D-backs’ Hall: Worried about hit batters, but beanings are not intentional
Apr 14, 2016, 11:04 AM
(AP Photo/Kelvin Kuo)
You don’t need to go too far back in history to find episodes of bad blood between the Arizona Diamondbacks and Los Angeles Dodgers.
Batters getting hit, yelling, fighting, trash talking were all fairly customary when the teams would match up on the diamond.
Yet, it seemed as though tensions cooled last season as the D-backs underwent a change at manager and general manager, and the focus when the two teams played returned to the games themselves.
Tuesday, however, the D-backs’ Nick Ahmed and Jean Segura were hit by pitches, while the Dodgers’ Yasiel Puig was also plunked in a 4-2 Arizona win.
The following game, which the Dodgers won 3-1, saw L.A.’s Joc Pederson get hit once and Justin Turner twice, with the second coming in the seventh inning. At that point tempers heated up, and it got to the point where D-backs manager Chip Hale got into a shouting match with Dodgers pitching coach Rick Honeycutt.

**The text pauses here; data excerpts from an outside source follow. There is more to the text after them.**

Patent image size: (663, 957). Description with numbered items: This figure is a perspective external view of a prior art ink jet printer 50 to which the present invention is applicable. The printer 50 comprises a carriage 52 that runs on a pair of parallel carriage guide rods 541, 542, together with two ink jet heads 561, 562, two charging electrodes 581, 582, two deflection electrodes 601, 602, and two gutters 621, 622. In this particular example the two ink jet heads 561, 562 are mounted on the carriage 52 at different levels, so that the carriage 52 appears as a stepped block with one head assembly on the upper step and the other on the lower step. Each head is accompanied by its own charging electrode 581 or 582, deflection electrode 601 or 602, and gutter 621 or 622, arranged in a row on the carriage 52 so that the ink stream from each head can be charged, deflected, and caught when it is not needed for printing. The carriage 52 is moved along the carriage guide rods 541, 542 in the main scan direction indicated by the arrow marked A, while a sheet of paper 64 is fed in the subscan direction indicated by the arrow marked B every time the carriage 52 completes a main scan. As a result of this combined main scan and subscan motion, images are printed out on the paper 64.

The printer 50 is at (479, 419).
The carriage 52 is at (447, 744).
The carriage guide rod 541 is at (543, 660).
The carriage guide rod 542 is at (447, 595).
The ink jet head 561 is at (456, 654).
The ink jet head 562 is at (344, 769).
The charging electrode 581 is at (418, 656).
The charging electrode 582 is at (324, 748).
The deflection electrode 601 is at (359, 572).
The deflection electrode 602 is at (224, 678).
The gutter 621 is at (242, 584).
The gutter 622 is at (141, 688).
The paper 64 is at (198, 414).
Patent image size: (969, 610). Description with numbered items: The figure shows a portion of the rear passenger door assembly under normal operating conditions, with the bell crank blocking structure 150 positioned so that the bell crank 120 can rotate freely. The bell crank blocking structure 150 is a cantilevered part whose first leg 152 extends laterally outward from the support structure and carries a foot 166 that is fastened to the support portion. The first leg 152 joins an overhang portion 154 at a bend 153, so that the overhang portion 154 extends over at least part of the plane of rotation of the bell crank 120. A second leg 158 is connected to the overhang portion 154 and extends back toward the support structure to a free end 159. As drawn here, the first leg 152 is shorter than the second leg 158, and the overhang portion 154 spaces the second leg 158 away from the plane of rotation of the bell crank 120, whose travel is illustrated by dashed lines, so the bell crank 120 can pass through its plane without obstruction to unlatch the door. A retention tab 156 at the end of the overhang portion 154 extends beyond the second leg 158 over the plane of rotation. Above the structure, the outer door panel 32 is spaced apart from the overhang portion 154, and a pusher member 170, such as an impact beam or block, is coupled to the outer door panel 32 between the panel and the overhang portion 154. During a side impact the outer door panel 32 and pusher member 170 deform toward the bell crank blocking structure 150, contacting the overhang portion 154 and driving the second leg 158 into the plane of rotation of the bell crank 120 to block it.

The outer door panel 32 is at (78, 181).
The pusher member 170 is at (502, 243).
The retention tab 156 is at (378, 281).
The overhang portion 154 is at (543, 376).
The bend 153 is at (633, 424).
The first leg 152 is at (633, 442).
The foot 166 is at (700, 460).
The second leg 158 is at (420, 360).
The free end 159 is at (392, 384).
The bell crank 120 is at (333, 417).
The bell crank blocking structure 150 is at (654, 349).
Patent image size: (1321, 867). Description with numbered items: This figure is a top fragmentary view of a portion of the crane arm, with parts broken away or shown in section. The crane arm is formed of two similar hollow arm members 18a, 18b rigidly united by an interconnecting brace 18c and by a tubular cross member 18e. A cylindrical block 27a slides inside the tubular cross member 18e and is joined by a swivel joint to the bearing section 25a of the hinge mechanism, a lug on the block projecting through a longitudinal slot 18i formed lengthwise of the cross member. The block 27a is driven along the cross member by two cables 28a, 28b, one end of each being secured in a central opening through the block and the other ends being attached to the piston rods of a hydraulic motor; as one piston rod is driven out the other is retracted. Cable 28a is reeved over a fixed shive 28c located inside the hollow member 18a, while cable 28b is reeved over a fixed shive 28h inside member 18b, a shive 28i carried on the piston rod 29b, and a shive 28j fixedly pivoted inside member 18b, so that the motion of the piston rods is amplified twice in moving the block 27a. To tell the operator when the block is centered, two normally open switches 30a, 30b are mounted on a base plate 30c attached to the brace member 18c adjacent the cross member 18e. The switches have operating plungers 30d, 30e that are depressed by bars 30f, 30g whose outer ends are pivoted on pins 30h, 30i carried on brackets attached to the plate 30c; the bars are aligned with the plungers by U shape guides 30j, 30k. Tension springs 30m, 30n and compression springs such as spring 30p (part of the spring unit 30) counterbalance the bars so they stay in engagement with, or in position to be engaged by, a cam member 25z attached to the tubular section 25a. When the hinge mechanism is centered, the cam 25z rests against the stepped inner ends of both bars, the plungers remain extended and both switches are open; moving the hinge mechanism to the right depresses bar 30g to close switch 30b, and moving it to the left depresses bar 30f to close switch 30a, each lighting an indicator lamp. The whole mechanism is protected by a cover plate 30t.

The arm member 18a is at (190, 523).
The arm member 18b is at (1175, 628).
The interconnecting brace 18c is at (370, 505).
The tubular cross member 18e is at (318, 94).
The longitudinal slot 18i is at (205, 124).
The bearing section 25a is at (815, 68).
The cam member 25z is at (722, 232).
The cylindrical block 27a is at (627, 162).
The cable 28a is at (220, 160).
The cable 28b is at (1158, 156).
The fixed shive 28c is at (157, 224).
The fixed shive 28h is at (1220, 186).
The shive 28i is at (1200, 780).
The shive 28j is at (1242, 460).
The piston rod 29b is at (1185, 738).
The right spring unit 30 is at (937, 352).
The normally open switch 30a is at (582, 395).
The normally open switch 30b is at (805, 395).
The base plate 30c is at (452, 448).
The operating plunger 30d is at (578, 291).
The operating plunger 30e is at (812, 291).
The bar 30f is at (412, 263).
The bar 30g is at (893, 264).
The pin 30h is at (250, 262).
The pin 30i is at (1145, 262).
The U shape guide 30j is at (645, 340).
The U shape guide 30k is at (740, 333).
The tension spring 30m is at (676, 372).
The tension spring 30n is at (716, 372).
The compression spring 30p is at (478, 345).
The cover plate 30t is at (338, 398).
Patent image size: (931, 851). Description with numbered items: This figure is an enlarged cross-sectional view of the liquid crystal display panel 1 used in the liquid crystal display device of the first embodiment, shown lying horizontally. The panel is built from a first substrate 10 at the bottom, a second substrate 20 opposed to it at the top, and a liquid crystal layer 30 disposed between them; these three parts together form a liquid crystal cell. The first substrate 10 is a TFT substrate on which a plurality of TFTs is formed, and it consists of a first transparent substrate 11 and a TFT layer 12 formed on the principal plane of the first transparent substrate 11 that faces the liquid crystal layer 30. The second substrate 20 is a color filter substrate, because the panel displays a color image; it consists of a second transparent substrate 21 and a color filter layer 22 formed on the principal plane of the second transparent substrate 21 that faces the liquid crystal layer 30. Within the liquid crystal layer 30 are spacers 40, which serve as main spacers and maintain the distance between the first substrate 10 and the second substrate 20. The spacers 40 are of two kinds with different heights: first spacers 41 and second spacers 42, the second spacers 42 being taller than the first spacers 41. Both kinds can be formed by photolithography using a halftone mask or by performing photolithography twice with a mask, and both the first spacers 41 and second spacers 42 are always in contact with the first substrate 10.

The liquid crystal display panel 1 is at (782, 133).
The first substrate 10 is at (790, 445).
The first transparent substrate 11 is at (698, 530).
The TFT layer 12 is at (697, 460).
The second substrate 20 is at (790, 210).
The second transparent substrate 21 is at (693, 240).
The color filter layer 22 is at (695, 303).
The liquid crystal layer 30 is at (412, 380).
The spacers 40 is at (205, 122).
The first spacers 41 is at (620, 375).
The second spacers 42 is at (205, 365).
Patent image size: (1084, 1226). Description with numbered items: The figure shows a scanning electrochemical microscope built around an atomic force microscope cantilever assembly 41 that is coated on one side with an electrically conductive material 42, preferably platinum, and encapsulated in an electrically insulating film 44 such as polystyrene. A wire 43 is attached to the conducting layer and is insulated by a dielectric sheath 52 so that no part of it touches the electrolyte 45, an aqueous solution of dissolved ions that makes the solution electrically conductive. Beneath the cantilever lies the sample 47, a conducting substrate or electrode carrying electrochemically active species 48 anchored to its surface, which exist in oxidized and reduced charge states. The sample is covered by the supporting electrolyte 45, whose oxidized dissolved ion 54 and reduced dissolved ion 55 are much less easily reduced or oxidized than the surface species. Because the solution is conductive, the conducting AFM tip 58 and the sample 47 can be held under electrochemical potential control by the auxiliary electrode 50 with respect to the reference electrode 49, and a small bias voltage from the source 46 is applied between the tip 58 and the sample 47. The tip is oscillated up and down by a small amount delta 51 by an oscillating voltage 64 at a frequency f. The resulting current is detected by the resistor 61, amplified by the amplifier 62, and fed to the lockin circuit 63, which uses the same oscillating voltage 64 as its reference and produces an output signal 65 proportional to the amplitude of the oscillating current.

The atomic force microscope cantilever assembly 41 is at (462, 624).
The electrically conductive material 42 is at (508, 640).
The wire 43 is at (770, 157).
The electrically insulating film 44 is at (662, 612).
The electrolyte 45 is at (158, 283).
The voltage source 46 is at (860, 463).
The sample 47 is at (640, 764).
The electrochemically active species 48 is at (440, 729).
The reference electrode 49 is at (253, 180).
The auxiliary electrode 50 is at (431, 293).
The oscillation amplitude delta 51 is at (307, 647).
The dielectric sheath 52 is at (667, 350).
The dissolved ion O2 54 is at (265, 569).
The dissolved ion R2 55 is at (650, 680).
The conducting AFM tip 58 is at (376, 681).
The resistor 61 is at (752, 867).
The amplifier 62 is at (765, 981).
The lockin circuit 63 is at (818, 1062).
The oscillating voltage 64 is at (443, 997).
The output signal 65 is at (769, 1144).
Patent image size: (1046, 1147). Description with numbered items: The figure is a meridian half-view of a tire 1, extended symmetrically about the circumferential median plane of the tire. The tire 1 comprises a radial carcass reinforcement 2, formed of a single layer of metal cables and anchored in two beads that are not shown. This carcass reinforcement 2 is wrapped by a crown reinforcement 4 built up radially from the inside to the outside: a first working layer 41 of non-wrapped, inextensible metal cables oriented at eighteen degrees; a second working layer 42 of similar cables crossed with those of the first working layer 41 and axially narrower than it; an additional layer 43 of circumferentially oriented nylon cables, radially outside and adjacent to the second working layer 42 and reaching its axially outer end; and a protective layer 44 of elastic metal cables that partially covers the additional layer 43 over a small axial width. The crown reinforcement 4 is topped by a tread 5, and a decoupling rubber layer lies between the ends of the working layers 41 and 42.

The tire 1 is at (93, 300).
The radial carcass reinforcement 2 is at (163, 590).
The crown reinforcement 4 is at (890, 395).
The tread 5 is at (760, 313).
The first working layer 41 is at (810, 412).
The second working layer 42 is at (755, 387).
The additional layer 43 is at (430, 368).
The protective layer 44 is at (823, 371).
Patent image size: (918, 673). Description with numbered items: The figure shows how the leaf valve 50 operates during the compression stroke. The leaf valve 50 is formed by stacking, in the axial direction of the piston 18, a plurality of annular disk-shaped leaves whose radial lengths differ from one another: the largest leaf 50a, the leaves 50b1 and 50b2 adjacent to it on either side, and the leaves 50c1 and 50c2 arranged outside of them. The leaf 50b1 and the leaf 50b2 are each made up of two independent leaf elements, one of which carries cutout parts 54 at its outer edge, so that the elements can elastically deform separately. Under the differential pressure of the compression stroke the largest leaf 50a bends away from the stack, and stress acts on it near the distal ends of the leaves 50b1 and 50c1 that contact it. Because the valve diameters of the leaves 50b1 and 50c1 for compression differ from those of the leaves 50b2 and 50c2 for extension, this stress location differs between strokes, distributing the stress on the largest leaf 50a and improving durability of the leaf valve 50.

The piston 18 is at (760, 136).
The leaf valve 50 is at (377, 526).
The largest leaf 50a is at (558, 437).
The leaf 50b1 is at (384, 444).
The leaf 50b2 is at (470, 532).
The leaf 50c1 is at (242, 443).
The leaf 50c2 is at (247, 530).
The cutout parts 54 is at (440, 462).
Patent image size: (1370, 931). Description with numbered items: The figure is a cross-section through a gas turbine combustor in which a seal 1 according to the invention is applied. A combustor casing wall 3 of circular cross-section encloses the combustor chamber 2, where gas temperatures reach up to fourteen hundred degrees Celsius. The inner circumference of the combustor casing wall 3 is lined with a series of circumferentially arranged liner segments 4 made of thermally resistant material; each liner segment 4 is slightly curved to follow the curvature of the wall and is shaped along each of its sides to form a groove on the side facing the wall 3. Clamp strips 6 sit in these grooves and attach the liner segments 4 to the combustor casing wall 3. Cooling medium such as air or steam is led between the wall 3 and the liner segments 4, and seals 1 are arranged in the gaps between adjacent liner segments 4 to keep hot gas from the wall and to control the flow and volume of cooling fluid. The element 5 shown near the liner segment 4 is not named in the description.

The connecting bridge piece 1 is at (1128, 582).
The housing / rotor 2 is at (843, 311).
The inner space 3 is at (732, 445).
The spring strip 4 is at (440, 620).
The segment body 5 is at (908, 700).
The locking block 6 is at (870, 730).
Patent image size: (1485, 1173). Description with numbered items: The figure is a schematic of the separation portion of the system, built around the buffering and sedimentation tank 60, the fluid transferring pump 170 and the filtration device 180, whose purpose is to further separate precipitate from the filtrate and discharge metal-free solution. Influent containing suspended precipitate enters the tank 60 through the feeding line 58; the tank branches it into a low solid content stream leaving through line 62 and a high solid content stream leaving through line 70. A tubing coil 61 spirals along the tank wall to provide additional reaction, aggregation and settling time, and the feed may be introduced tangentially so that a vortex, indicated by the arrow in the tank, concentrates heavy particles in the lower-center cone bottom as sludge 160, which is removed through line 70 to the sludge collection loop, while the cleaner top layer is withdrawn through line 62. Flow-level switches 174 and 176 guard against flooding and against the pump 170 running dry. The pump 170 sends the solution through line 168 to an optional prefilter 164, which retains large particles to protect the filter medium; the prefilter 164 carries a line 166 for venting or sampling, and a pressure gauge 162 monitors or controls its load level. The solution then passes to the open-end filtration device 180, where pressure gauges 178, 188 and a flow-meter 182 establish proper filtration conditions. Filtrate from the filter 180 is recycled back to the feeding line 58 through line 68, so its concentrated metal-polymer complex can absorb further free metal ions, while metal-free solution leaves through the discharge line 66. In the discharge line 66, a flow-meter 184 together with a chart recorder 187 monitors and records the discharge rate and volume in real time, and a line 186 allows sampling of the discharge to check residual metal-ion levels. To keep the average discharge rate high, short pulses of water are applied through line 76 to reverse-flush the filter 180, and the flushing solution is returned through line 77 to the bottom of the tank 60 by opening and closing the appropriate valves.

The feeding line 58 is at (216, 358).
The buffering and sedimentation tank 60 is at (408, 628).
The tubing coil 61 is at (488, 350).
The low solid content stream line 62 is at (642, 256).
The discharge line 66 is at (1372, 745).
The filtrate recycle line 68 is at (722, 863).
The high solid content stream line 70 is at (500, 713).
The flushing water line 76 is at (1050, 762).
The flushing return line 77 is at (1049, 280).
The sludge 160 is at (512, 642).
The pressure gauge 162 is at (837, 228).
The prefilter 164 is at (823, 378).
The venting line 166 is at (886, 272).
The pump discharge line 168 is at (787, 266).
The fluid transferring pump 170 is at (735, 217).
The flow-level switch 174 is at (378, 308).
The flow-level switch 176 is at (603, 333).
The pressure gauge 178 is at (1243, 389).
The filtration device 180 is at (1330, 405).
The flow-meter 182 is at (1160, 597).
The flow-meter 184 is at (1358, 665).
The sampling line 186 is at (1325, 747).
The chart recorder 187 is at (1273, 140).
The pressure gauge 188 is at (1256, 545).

“I guess their pitching coach didn’t care for their guys getting hit,” Hale said of the heated exchange. “It was OK yesterday when our two guys got hit in the wrist, but tonight it wasn’t right — even though the last pitch Barrett threw was a slider. Pitching in is part of the game, we know that, but I’m not going to allow anybody from the other team to yell toward my dugout — whoever he’s yelling at — it’s not acceptable.”
Hale, of course, was sticking up for his players, as any good manager would.
Derrick Hall, the D-backs’ president, saw it all and is a little concerned with the number of hit batters this series. He said he’s not sure if anything that has transpired has been retaliatory of nature, but it’s something that you have to worry about.
“I actually don’t think so, but you’ve got to worry,” he told Doug and Wolf on Arizona Sports 98.7 FM Thursday morning. “And in this day in age there’s a lot of talk of pitching in and we’re trying to do that, and that’s why we’re hitting guys too.
“I can tell you it’s not intentional.”
Entering play Thursday the Diamondbacks actually lead baseball in pitchers hitting opposing batters, with nine hit by pitches, and are tied for seventh in their own batters getting hit, with four.
But while those stats may jump out a bit, there are two important things to remember: one, it’s still very early in the season, and two, players getting hit by pitches is a part of the game, albeit one that can have dramatic consequences.
Hall pointed to how the D-backs have lost key players like A.J. Pollock and Paul Goldschmidt for a significant amount of time due to them being hit by pitches, so he understands the danger that comes when a pitch goes too far inside.
But at the same time, for a pitcher the risk of not pitching inside is leaving a ball too far out over the plate, which could then lead to a different kind of trouble.
So while no one was necessarily trying to hit anyone Wednesday night, the risk D-backs pitchers are taking is not unlike the one every pitcher in baseball does when they try to claim the inside part of the plate. Furthermore, if a pitcher is intentionally trying to hit a batter, they won’t normally throw a breaking ball, as Jake Barrett did when he hit Turner in the seventh.
That’s why, in terms of things to be upset about, Hale and even Hall believe the Dodgers were out of line.
“You don’t intentionally hit somebody with an off-speed pitch, that’s baseball,” he said. “If you’re going to hit somebody, you’re going to hit them with a fastball, usually, in the middle of the back. But that’s not what happened here.”
The final game of the series is Thursday night, and including that matchup the teams will play 17 more times this season, with seven of those affairs taking place in Dodger Stadium. Hall said Wednesday night’s game was a weird one, which seems to happen whenever the D-backs play in Los Angeles.
“It’s an odd matchup, us and the Dodgers, because there is that animosity and the rivalry is there now, I think it’s stronger than it’s ever been,” he said. “And I think we’re watching; I think umpires are watching, too. If you’re going to hit guys there’s going to be warnings, or there should be warnings, and I think everybody’s on alert.”